Everything else in the debate is BS (perhaps the Oscar for BS could go to these geniuses who claim that taxpayers don't pay for the compensation of public sector workers).
So it doesn't matter if you can find a study saying public employees are over or under paid or have higher or lower benefits. It doesn't matter if you compare apples to apples or apples to hedgehogs. It doesn't matter if the unfunded pension liabilities are mostly structural or cyclical.
This is just straight up political payback. I wonder what the public sector union bosses expected would happen if the Republicans ever figured out what was going on and got hold of enough political power to do something about it?
6 comments:
Wow, well said...
Did you tap my phone line?
Let's keep the public sector unions so that no one can claim that they are not receiving fair and equal treatment under the law. And yes, they may be viewed as an arm of the democrat party, but what group doesn't have party loyalties, if not such close economic ties as these? Let us insteat turn to reforms in the system which allow union demands to be accepted when they exceed the value to the work provided. Let us set their contracts to expire shortly after elections, and place their demands, and government's counter offers, on the ballot for a binding referendum. This takes bargaining for the public's (taxpayers') interest out of the hands on the elected officials, no matter who paid theri campaign bills. And if those officials didn't bargain hard enough, or offered sweetheart deals as theri counter offer, well, their names will be on the ballot too. Power to the people ! ALL the people.
It must be the tooth fairy who is depositing money in the state union workers' retirement accounts. And all along, I thought the money was coming from the taxpayers. Silly me.

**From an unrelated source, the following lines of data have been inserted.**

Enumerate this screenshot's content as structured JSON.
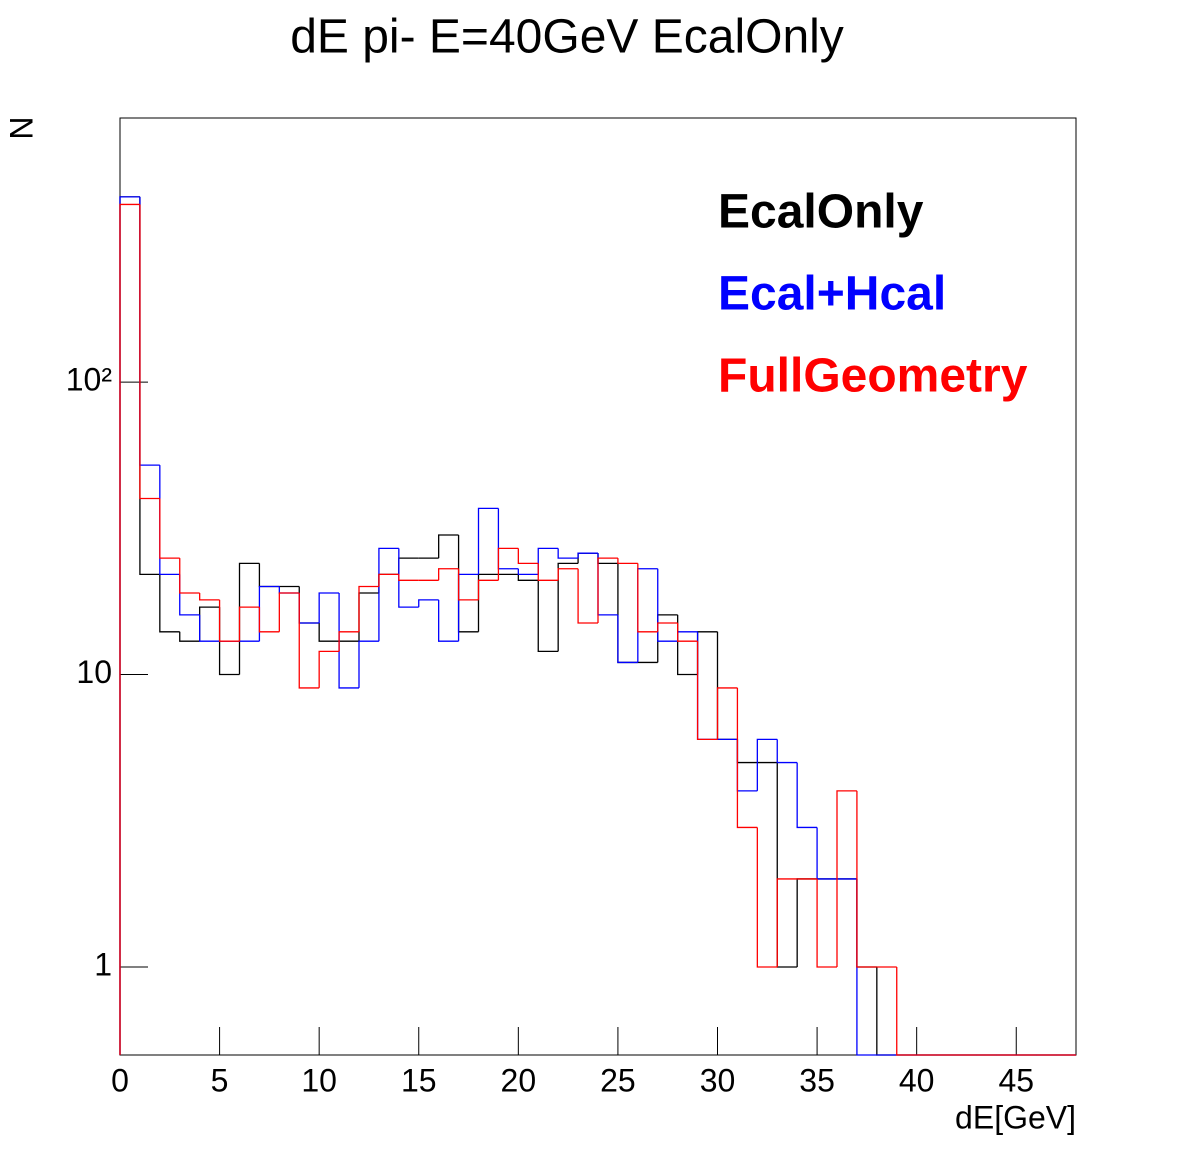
{
  "chart_data": {
    "type": "histogram",
    "title": "dE pi- E=40GeV EcalOnly",
    "x_label": "dE[GeV]",
    "y_label": "N",
    "log_y": true,
    "bins": [
      0,
      1,
      2,
      3,
      4,
      5,
      6,
      7,
      8,
      9,
      10,
      11,
      12,
      13,
      14,
      15,
      16,
      17,
      18,
      19,
      20,
      21,
      22,
      23,
      24,
      25,
      26,
      27,
      28,
      29,
      30,
      31,
      32,
      33,
      34,
      35,
      36,
      37,
      38,
      39,
      40,
      41,
      42,
      43,
      44,
      45,
      46,
      47,
      48
    ],
    "series": [
      {
        "name": "EcalOnly",
        "color": "#000000",
        "values": [
          430,
          22,
          14,
          13,
          17,
          10,
          24,
          20,
          20,
          15,
          13,
          13,
          19,
          22,
          25,
          25,
          30,
          14,
          22,
          22,
          21,
          12,
          24,
          26,
          24,
          11,
          11,
          16,
          10,
          14,
          6,
          5,
          5,
          1,
          2,
          2,
          2,
          1,
          0,
          0,
          0,
          0,
          0,
          0,
          0,
          0,
          0,
          0
        ]
      },
      {
        "name": "Ecal+Hcal",
        "color": "#0000ff",
        "values": [
          430,
          52,
          22,
          16,
          13,
          13,
          13,
          20,
          19,
          15,
          19,
          9,
          13,
          27,
          17,
          18,
          13,
          22,
          37,
          23,
          22,
          27,
          25,
          26,
          16,
          11,
          23,
          13,
          14,
          6,
          6,
          4,
          6,
          5,
          3,
          2,
          2,
          0,
          0,
          0,
          0,
          0,
          0,
          0,
          0,
          0,
          0,
          0
        ]
      },
      {
        "name": "FullGeometry",
        "color": "#ff0000",
        "values": [
          405,
          40,
          25,
          19,
          18,
          13,
          17,
          14,
          19,
          9,
          12,
          14,
          20,
          22,
          21,
          21,
          23,
          18,
          21,
          27,
          24,
          21,
          23,
          15,
          25,
          24,
          14,
          15,
          13,
          6,
          9,
          3,
          1,
          2,
          2,
          1,
          4,
          1,
          1,
          0,
          0,
          0,
          0,
          0,
          0,
          0,
          0,
          0
        ]
      }
    ],
    "xlim": [
      0,
      48
    ],
    "ylim": [
      0.5,
      800
    ],
    "xticks": [
      0,
      5,
      10,
      15,
      20,
      25,
      30,
      35,
      40,
      45
    ],
    "yticks": [
      1,
      10,
      {
        "value": 100,
        "label": "10²"
      }
    ]
  }
}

Notwithstanding the other fulminating in this post, the object of criticism has been the canard that workers are not paying for enough of their health care or somesuch, the point being that of course all labor costs are defrayed by the taxpayers but the money paid for fringes is received by workers no less than money wages, so what is really at stake is simply whether total compensation is or is not cut. In other words, for the slow, it is not a question of workers not paying for something, it is one of paying them less by forcing them to shift some money wages to fringes, while the gov spends less directly on fringes.
I'm glad I could clear this up.
@rotwang: nope it is a power issue.
Btw: is it hard to get a date with that handle?
@Anonymous Of course the level of compensation is a power issue. You might call it class struggle. To frame it as "public employees don't pay enough for their benefits" is just dumb.
Don't use Rotwang to get dates. My dating handle is Long John Silver.